The Father has decided that all human beings will live forever in the resurrection of Jesus (1 Cor. 15:22). This means that the Father has given himself eternity to keep talking to his children about how much he loves them and to keep inviting them to join the eternal celebration of his Kingdom Feast (Luke 15:28).

So, if we are going to participate in Jesus’ ministry of evangelism we need to take a deep breath, relax, and settle in for the long haul.

~ Jonathan Stepp

4 comments so far

  1. Jane Hinrichs on

    Thank you Pastor Jonathan. Without relationship, evangelism is just an exercise in witnessing for the Believer. Often it is nothing more. Relationship is key. And people know if we really love them or not. If we don’t we really should keep our mouths shut.

  2. Pastor Jonathan on

    Thanks, Jane, I appreciate your thoughts!

  3. Boyd Merriman on

    When someone reads this and they are the promoters of “preach them to heaven before all hell breaks loose” approach, then they are also the ones who will say that God cannot save them without our preaching.

    One preacher told me that he feels a “burden from the Lord” (where did that come from?) to tell these people before they die because he will be held responsible for their eternal damnation if he don’t. I told him he is taking on way too much that Jesus already took upon himself at the cross.
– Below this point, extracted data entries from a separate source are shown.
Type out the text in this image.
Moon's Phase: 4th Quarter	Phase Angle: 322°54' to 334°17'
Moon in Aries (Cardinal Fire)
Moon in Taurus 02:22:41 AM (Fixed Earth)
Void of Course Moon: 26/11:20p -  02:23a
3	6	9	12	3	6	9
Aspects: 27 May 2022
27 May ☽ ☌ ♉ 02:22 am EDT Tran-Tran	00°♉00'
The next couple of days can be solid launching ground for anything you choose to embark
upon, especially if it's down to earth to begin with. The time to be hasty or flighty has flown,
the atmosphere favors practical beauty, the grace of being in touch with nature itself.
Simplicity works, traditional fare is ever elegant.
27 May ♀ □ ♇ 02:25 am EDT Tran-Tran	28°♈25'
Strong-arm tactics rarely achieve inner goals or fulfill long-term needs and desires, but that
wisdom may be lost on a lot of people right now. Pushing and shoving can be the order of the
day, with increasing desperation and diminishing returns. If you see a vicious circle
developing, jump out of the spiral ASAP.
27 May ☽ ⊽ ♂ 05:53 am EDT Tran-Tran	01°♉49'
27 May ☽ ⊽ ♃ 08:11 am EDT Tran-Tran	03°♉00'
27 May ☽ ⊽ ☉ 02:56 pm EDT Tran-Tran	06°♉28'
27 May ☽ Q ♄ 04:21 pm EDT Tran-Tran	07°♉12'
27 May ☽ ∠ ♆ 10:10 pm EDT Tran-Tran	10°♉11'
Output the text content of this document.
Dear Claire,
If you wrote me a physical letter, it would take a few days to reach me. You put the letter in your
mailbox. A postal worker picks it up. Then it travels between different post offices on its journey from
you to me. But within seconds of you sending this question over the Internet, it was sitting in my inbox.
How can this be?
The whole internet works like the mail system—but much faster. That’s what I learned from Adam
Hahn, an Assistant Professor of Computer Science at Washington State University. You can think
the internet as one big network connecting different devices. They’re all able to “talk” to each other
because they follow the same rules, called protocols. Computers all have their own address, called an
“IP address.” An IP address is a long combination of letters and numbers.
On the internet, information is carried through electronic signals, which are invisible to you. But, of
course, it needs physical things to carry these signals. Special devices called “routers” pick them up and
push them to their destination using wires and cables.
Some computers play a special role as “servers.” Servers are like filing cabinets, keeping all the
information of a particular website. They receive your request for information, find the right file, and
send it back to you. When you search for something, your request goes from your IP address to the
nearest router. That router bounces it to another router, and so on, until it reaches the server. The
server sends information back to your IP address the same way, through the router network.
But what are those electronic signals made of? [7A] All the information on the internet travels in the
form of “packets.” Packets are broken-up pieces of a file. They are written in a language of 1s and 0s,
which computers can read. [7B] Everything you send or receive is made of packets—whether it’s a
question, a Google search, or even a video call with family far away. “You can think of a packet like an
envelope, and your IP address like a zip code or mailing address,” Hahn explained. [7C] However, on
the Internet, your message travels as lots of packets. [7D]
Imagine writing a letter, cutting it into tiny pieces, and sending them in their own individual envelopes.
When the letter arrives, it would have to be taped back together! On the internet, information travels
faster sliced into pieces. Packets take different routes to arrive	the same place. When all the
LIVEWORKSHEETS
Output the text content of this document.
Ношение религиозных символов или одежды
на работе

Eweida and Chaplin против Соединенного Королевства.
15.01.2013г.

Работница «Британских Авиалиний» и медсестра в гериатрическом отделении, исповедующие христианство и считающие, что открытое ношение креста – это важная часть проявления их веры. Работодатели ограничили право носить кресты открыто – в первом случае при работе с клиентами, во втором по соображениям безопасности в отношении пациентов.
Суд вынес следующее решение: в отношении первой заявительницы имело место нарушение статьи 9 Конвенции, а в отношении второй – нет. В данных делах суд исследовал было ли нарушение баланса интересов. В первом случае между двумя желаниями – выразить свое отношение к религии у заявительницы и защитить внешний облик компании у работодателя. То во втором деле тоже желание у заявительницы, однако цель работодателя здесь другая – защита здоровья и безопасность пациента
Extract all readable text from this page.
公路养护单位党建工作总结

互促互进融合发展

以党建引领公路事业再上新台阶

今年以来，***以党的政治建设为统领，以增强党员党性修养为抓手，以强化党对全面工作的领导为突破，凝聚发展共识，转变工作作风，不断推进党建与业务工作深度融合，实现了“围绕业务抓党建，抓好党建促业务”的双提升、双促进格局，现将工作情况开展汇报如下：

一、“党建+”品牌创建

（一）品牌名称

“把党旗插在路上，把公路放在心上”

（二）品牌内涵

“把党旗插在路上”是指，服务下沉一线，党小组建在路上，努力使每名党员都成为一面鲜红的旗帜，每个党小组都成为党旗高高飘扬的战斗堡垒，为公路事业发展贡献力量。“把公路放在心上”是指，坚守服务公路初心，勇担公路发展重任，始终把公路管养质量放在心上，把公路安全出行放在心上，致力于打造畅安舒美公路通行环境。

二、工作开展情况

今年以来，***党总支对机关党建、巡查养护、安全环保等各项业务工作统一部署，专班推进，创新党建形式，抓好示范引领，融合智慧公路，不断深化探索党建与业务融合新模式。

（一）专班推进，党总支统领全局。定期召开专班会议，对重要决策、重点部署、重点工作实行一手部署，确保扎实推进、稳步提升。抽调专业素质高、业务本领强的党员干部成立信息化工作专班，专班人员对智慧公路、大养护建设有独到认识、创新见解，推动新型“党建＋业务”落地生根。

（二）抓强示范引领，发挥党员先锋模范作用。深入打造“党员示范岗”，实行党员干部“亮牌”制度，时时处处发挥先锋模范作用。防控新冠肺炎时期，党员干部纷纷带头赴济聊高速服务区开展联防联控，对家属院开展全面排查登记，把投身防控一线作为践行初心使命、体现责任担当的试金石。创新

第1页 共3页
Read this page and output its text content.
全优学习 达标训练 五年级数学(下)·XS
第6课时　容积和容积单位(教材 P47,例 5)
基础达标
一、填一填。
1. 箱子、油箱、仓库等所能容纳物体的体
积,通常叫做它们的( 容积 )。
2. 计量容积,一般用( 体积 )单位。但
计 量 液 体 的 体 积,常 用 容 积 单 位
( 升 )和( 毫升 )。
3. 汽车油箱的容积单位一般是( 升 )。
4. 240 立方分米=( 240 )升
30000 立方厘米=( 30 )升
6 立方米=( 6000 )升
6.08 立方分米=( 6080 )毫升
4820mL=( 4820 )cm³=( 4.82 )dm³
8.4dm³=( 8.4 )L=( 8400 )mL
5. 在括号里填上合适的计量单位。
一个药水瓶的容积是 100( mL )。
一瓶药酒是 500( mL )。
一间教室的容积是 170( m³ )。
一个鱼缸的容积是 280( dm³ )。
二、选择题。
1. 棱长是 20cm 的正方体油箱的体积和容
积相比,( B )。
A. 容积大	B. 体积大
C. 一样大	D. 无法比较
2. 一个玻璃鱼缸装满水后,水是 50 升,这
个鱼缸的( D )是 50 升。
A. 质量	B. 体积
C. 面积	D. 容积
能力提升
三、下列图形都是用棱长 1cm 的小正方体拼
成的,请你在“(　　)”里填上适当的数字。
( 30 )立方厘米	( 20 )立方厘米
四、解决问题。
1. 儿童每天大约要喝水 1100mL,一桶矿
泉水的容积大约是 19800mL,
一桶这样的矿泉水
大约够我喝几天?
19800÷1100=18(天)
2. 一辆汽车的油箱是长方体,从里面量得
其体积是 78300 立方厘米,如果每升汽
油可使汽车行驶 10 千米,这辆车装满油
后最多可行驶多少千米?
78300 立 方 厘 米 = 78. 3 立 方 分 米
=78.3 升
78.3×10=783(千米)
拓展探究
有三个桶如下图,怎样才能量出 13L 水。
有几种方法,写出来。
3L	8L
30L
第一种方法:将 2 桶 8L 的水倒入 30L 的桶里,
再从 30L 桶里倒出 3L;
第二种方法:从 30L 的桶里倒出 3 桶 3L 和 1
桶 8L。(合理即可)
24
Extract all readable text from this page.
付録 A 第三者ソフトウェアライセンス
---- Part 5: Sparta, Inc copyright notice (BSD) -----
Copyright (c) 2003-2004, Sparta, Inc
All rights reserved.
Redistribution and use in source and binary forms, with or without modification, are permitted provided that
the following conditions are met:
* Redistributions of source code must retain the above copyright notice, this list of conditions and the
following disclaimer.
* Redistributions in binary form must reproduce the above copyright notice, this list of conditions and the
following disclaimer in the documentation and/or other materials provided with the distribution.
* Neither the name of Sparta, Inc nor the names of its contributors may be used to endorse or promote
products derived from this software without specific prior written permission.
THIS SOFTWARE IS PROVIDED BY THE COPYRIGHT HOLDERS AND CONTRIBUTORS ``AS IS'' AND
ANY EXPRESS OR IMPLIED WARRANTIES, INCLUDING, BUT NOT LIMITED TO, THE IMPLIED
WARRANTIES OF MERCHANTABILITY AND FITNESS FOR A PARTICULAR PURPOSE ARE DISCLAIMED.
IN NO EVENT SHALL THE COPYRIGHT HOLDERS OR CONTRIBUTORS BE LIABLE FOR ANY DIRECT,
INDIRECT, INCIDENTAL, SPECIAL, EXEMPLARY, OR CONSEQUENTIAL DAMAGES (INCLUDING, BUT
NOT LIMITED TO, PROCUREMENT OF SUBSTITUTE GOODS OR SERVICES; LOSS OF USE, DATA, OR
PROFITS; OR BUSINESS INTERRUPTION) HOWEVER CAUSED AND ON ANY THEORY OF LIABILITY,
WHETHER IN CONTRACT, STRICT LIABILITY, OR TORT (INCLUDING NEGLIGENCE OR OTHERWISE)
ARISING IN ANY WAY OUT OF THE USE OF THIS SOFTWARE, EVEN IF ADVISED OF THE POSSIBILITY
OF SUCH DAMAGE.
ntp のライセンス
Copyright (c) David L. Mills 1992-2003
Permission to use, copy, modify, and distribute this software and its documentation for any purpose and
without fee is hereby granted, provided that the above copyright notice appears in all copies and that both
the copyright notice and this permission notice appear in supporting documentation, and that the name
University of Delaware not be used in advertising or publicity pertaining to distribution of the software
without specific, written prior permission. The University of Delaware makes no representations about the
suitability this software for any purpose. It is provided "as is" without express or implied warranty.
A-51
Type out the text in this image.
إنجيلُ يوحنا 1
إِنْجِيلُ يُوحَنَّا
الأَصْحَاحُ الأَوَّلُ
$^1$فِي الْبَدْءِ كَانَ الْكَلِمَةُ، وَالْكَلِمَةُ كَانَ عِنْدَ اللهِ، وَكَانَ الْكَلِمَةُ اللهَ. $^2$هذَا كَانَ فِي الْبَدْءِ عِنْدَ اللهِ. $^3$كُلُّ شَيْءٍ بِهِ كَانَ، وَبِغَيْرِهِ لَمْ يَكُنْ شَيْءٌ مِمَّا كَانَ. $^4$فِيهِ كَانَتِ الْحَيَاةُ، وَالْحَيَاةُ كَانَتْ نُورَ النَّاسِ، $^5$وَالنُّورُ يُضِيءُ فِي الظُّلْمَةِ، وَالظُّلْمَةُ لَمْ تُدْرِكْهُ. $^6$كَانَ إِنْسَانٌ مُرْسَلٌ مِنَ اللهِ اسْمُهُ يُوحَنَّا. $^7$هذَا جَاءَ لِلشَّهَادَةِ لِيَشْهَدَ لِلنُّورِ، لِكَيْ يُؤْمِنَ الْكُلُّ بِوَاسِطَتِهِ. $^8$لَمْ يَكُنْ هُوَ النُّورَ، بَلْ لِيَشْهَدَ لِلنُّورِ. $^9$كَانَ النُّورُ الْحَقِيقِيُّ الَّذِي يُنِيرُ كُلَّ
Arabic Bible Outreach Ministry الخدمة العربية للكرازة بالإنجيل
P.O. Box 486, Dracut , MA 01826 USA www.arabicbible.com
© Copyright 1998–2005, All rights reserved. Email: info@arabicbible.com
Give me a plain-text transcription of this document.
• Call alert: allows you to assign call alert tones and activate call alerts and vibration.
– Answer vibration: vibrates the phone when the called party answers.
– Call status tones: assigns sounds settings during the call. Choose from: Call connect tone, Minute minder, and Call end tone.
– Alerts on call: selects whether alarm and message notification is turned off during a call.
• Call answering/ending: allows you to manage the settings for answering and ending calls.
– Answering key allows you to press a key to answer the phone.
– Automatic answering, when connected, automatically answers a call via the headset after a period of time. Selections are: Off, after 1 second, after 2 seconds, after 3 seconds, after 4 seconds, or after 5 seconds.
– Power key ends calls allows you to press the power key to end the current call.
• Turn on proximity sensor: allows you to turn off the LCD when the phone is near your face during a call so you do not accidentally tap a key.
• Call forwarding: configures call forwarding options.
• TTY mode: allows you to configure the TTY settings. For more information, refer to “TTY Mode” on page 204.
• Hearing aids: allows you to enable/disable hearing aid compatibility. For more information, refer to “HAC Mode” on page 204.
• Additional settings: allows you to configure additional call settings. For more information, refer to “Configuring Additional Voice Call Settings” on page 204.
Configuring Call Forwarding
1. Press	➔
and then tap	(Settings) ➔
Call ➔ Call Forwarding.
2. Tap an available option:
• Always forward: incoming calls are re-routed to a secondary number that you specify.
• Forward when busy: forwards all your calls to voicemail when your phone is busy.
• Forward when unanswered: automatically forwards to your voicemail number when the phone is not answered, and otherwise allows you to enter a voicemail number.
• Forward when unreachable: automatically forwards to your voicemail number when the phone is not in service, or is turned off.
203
    I can certainly understand why people call it a burden from the Lord because that is exactly how it feels. But Jesus said to take on HIS burden, and it is light.

    They also do not believe that God loves them. One person told me that God does not love them unless they believe. I asked this person, “then how can they believe that God loves them if God does not love them unless they believe, which they cannot if God does not love them first” I gave him the scriptures that God loves us while we were still sinners.

    The problem is, I am talking to pastors, preachers, teachers, people who should KNOW this stuff! Yet they are the ones promoting this heresy that God does not love us unless we are his children by our belief. If we don’t believe, then we are not the beloved children of God. Its’ no wonder the world isn’t getting it! We are the ones preaching them to hell!

    I keep reminding these people that every time Jesus talked about hell, ironically, he was always talking to the local preachers! When he talked about love, mercy, forgiveness, healing, feeding, and acceptance and the Fathers love, he was always talking to the harlots, drunks, demon possessed, the “lost”.

    Why don’t we see that?

    Boyd

  4. Pastor Jonathan on

    I agree, Boyd – Jesus was most concerned about religious leaders going to hell! I think we don’t see these things for the same reason we have trouble seeing everything about the Father, Son and Spirit: we are so blinded by our own sin that we don’t even realize how warped our thinking is. It’s not until Jesus confronts us in our blindness that we begin to see.